After the presentation round we realized that we are all from different countries and this brought us to the topic of entrainment, which was addressed by Julia Hirschberg in her keynote talk. Often when we travel, the phenomenon of entrainment can be observed. We are trying to speak like the other person who is coming from a different culture. The aim is to be understood by the communication partner, such that the successful communication can be seen as overall goal.

 

The next topic was focus. Defining focus is not trivial since there are many different types of focus in natural language and therefore focus may have different functions.
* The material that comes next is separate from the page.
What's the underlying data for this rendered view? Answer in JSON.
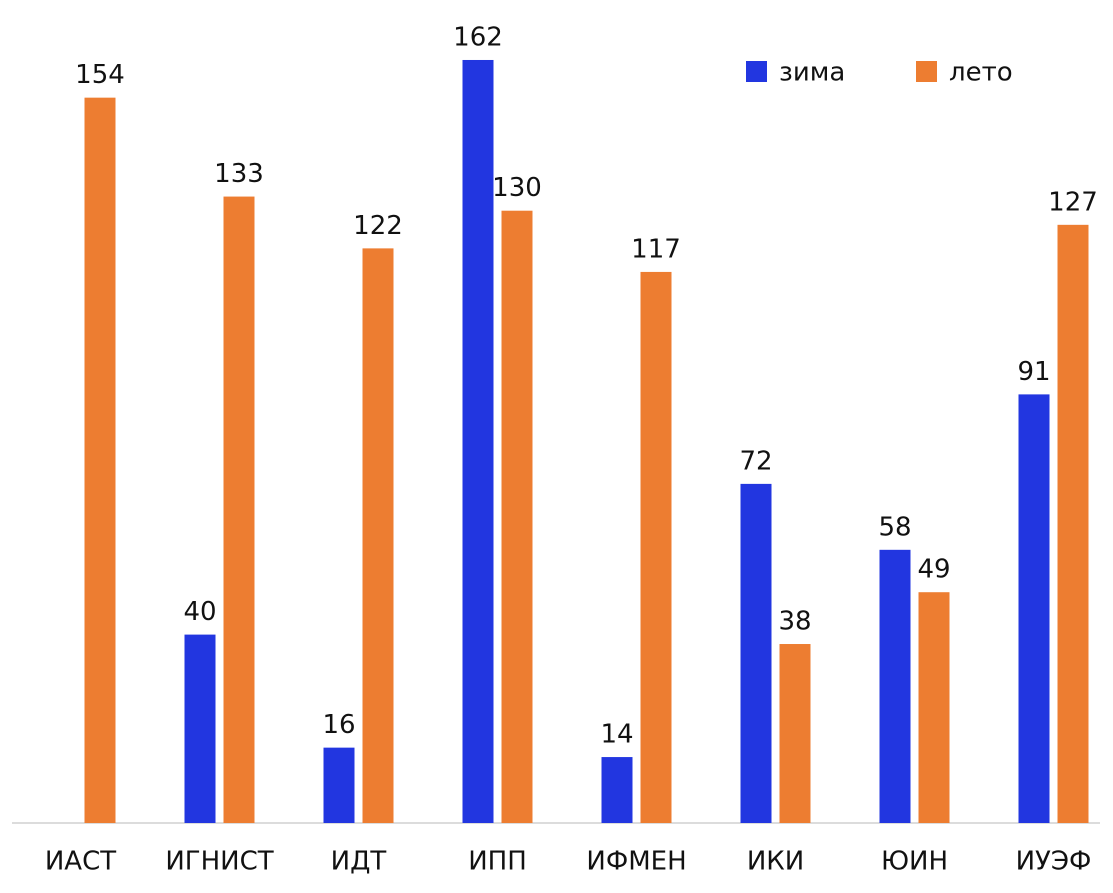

The marking of focus is language-dependant, so there are various strategies, but also the dialect can play a role.

 

Another topic of discussion was the difference between pitch and fundamental frequency. Pitch is temporal, relative and perceptually relevant. In contrast to that the fundamental frequency is precise, but not necessarily perceptually important. We also talked about algorithms for pitch extraction,

 

Discussing the fundamental frequency we came to the phenomenon of accentuation. We talked about the ABI (the accent of the british isles) corpus. This corpus contains recordings from different accent regions of the british isles. We also discussed that there are different accent types, e.g. word accent, sentence accent. Accentuation can be used by humans for highlighting particular information, but what about animals? Animals do not have linguistic knowledge. However it is known that the variation of fundamental frequency can be also observed in animals, e.g. the fundamental frequency of sound plays a role for male songbirds in order to attract female songbirds.